Now the work of myth-making begins. In a truly Trumpian manner – and he does increasingly resemble his American twin – Johnson is cultivating a story of a “witch-hunt”, a betrayal, the notion that he was stabbed in the abdomen by the jealous and the unworthy. He claims, wrongly, that he was relatively popular when he was forced to resign. He believes – or purports to believe – that the Commons privileges committee, with its Tory-majority membership, was engaged in a conspiracy to destroy him, and that, like Trump, he is an innocent man.

He smears the chair, Harriet Harman, and Sue Gray, with no grounds for his grievances. He makes the absurd assertion that “I did not lie, and I believe that in their hearts the committee know it. But they have wilfully chosen to ignore the truth, because from the outset their purpose has not been to discover the truth.”

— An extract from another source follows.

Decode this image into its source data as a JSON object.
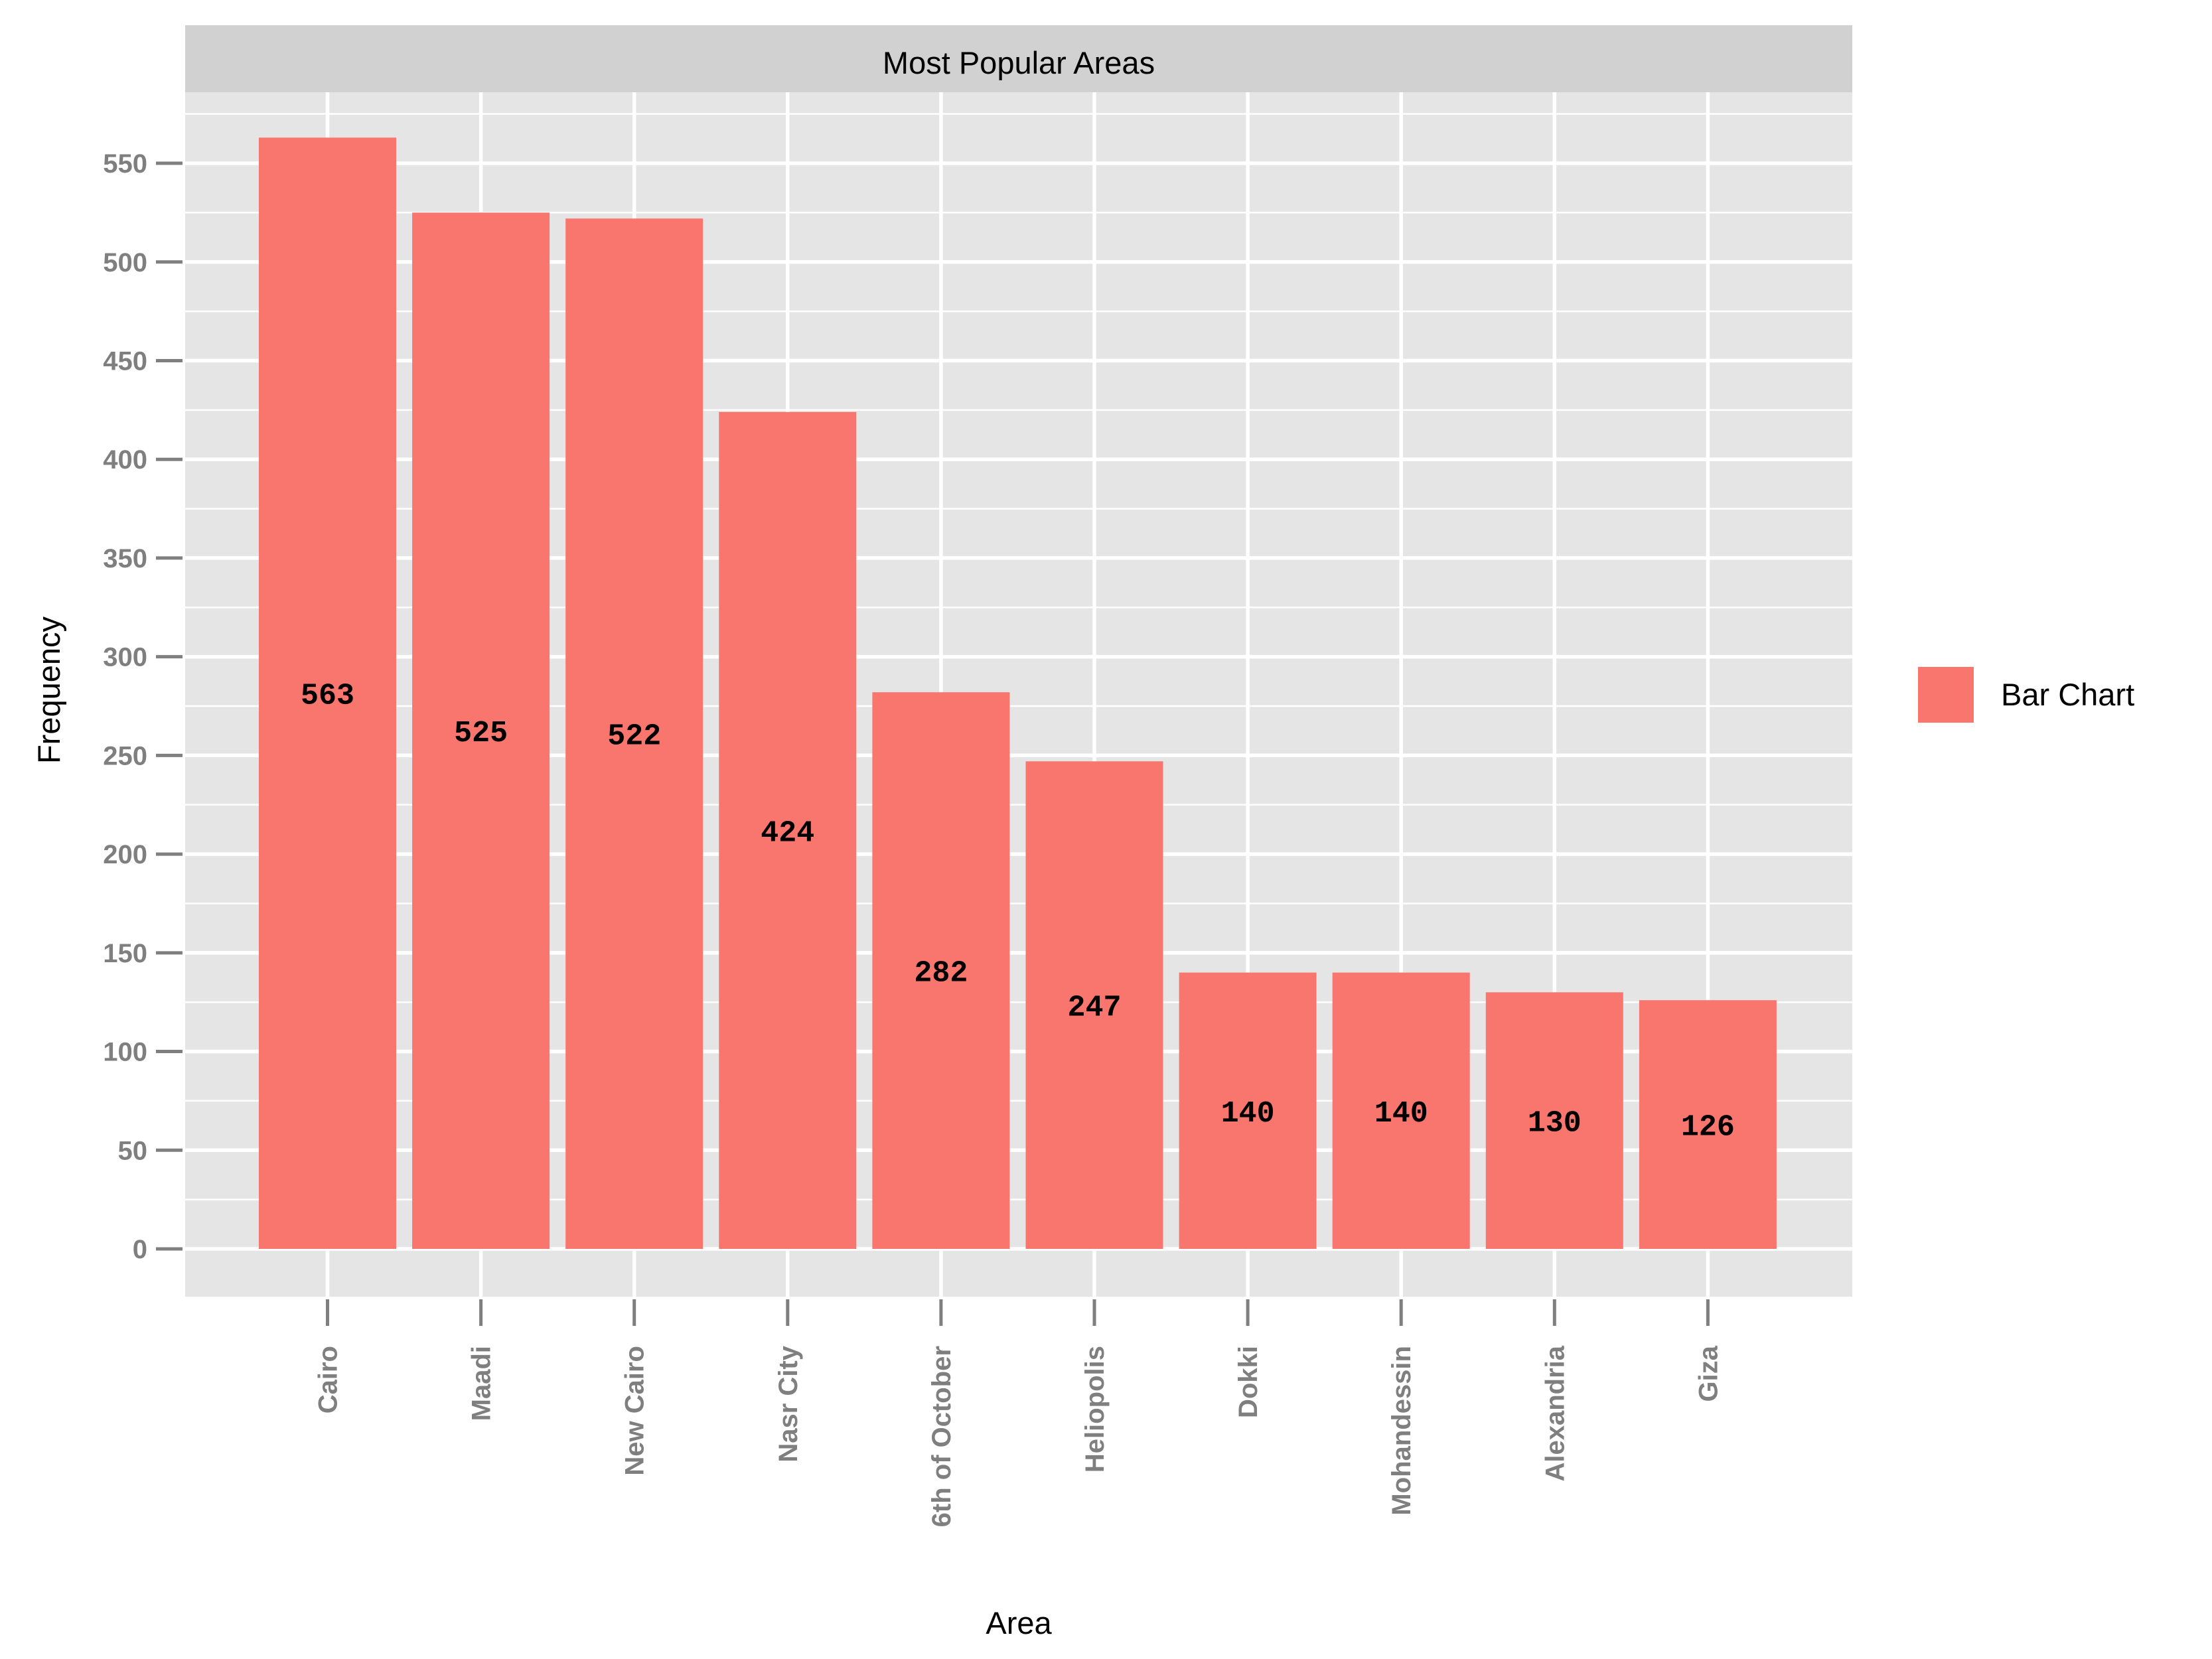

It’s too much to expect, but nowhere has he ever acknowledged the terrible truth that he was the author of his own downfall. It was he who broke lockdown rules and was responsible for the Partygate scandal, which enraged the public. The anger that was provoked by his behaviour broke the spell of the charming rogue. It was he who went on to mislead parliament about that same unedifying episode, and now the truth has finally caught up with him.

It was Johnson who tried to fix the rules to rescue the career of Owen Paterson. He then tried to do the same for Chris Pincher, an alleged sex pest whom he appointed deputy chief whip while knowing his reputation, and then sent his cabinet ministers out to spin for.

Johnson’s praetorian guard are fading, out of office, and have no immediate prospect of taking back control. Neither has he

With bare-faced cheek, Johnson is now constructing a policy platform – lower taxes, a “proper Conservative government”, a UK-USA free trade agreement – all things that he failed to achieve while in office. He makes out that Brexit is still full of potential. In reality it has been a flop. He never even believed in it himself.

There was no “levelling up”, little building back better. He did drive the Covid vaccine rollout, but he was revealed to be the ultimate Covid hypocrite. He became a vote-loser. It was Johnson who lost a series of real by-elections and local elections, and so disastrously that his party chair, Oliver Dowden, quit.

Johnson did win a vote of confidence among MPs, but a year ago, his government disintegrated beneath his feet. So many had gone that he couldn’t any longer acquit his duty to form a government in the name of the Queen. He had to go because his party had had enough of him, and the electoral asset of 2016 and 2019 had transformed into an increasing liability – electorally and to the national interest.

No doubt Sunak, Sajid Javid and others talked about the state of the party and the government, and so they should. But there was no plot, in the sense of a wilful conspiracy; they’d just had enough. So had the country.

Is this the end of Johnson? For now, certainly. He hints that he’d come back as an MP, but for now he faces the unrelenting hostility of Conservative HQ. Outside the Commons, he lacks a voice and a platform. He may find himself increasingly irrelevant. Churchill, Johnson’s hero, knew he had to have a base in parliament during his wilderness years.

Johnson’s praetorian guard, comprising the likes of fellow refugee from sanity Nadine Dorries along with the ones who foment the “Bring Back Boris” movement, are fading, out of office, and have no immediate prospect of taking back control. Neither has he.

We are, for good or ill, decisively entering a new era – a post-Brexit, post-Boris era. In such a changed set of circumstances, and with everything gone wrong, at long last, the moment has come when the albino greased piglet hasn’t been able to save his own bacon. That won’t, however, stop him from squealing.